The subject’s new street cred has helped remove the stigma around the pursuit of happiness. It used to be viewed by some that working towards a goal of attaining more joy in your life was a selfish pursuit. For example, in Japan, striving for personal happiness is somewhat frowned upon because the emphasis there is on the well-being of society as a whole. Now, we know that striving for it is part of routine self-care.
With that in mind, consider these pathways to finding your bliss…
- Keep a gratitude journal. Psychologist Sonja Lyubomirksy from University of
California,Riverside found that people recorded the things for which they were grateful each day over a six-week period had greater life satisfaction.
2. Make the connection to others. Researchers have found that nearly everyone feels happier when they are with other people.
3. Talk it out. A Time magazine poll showed that the top tactic for improving mood is chatting with friends or family.
4. Have a little faith. There’s scientific evidence that suggests that those who practice some sort of religion are happier and can cope better with very stressful conditions. The belief is that religion allows you to see the world in a positive way.
5. Come out of your shell. Acting extroverted (even when you don’t feel like you really are) makes people happier, than behaving like a wallflower. However, in prison, introverts are happier than extroverts, according to one Austrian study.

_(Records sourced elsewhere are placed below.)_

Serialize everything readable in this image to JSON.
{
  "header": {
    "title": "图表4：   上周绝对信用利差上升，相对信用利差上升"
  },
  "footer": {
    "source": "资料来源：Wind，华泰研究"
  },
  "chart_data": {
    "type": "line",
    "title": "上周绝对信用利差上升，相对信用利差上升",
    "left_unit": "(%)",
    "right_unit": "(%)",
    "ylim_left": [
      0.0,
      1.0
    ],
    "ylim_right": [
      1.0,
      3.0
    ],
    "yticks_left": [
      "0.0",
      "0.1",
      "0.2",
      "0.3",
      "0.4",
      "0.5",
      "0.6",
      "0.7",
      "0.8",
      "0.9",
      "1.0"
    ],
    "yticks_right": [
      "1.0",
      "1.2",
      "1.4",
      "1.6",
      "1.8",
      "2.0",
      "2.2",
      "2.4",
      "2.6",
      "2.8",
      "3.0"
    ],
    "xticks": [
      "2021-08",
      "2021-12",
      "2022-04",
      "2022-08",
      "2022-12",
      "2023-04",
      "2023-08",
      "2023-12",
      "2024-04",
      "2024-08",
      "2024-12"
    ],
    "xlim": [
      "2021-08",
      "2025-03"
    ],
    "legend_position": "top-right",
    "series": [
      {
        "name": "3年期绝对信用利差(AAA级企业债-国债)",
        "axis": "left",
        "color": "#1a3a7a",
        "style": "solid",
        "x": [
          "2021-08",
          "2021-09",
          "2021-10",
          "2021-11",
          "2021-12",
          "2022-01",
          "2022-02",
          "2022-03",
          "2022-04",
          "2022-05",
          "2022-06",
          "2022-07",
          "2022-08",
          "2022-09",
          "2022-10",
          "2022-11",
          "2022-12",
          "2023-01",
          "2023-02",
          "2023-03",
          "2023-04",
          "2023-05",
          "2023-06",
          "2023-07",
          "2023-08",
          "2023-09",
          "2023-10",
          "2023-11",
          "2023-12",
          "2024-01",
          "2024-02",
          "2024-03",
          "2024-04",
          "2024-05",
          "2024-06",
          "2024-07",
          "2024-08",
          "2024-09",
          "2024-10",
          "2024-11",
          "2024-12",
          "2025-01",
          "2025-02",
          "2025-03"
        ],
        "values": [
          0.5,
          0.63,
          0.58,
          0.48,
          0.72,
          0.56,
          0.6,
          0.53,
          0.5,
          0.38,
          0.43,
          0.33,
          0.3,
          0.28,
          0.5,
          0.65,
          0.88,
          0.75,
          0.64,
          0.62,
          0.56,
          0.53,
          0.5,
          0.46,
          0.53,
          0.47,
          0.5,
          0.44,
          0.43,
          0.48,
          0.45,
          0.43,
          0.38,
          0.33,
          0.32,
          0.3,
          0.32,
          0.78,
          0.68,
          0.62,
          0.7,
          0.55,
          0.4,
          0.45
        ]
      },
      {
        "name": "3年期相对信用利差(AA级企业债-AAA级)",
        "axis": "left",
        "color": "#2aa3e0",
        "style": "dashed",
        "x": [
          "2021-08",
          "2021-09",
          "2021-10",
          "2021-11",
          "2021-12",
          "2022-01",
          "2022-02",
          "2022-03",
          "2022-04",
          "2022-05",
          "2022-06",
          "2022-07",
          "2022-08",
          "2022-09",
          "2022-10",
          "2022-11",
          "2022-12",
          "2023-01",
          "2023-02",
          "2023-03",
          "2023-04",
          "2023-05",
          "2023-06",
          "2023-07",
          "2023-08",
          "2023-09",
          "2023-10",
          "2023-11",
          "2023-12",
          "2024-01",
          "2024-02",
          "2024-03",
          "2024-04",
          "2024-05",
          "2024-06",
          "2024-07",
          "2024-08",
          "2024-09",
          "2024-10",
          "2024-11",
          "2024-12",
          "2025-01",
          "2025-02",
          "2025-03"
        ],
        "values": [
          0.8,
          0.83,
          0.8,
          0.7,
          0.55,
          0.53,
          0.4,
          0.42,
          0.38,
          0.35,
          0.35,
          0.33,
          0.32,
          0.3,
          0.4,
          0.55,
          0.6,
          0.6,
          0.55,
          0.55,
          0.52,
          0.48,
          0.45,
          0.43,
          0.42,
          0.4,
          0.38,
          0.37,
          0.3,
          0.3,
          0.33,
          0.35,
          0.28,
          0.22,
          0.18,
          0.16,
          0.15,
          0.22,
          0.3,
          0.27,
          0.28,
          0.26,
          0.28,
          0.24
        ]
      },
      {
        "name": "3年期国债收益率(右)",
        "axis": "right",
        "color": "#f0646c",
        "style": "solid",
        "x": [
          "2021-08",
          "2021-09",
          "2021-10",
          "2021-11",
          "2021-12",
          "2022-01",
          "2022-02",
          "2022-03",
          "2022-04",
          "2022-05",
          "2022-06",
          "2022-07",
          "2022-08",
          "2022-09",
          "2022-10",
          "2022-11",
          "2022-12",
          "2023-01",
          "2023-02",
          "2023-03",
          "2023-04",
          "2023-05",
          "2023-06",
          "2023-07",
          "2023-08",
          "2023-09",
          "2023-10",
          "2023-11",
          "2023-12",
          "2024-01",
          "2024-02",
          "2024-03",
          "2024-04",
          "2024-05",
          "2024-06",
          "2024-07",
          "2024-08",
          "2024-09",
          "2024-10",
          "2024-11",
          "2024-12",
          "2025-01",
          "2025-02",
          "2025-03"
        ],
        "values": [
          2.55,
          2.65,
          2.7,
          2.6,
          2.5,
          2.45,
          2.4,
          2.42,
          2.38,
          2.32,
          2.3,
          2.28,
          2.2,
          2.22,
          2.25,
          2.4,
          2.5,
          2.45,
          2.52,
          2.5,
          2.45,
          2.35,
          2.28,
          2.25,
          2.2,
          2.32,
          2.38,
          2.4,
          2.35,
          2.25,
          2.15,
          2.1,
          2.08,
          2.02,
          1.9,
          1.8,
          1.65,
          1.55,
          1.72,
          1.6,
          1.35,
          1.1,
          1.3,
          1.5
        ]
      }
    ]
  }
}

6. Here’s to your health. Sociological research Glenn Firebaugh from Pennsylvania State University found physical health was the best single predictor of happiness.
7. Make more money than your peers. Firebaugh also look at income levels and discovered that a person’s reported level of happiness had a lot to do with how his or her income stacked up against others in a similar age group.
8. Get moving. Physical activity, whether it’s dancing or having sex, boosts your happy quotient – temporarily at least.
9. See the glass as half full. In addition to being happier, optimism has been linked to good physical health, longer life, and less depression and mental illness.
10. Get married (for a while anyway). Many studies confirm that those who are married are happier than those living the single life. Yet the mood boost are being a couple only lasts for a year and then returns to regular pre-marriage levels.
11. Give a little. A study of 3,617 people found that happy people were more likely to do volunteer work, plus they became even more cheery the more they lent a helping hand.
12. Embrace the notion of aging gracefully. Some research has demonstrated that older folks are just as happy as young people, and often happier. The theory is that, as we age, we are more realistic about goals and are able to set ones that are achievable.
13. Forget about fame and fortune. Adults who focused on money and image tended to have less enthusiasm for life and suffered more physical ailments.
14. Be master of your domain. Swiss studies suggest that being in control of your life leads to greater contentment.
15. Harness your power. Psychologist Martin Seligman, author of Authentic Happiness, suggests that lasting happiness comes from figuring out your strengths (such as kindness and capacity for love), then discovering the best way to use them.
16. Kid stuff. A Time magazine survey found that for 35 per cent of respondents said that kids or grandchildren were their top source of happiness.
17. Laugh and giggle. A good chuckle helps reduce stress and outs the brakes on potentially harmful hormones, like cortisol and adrenaline.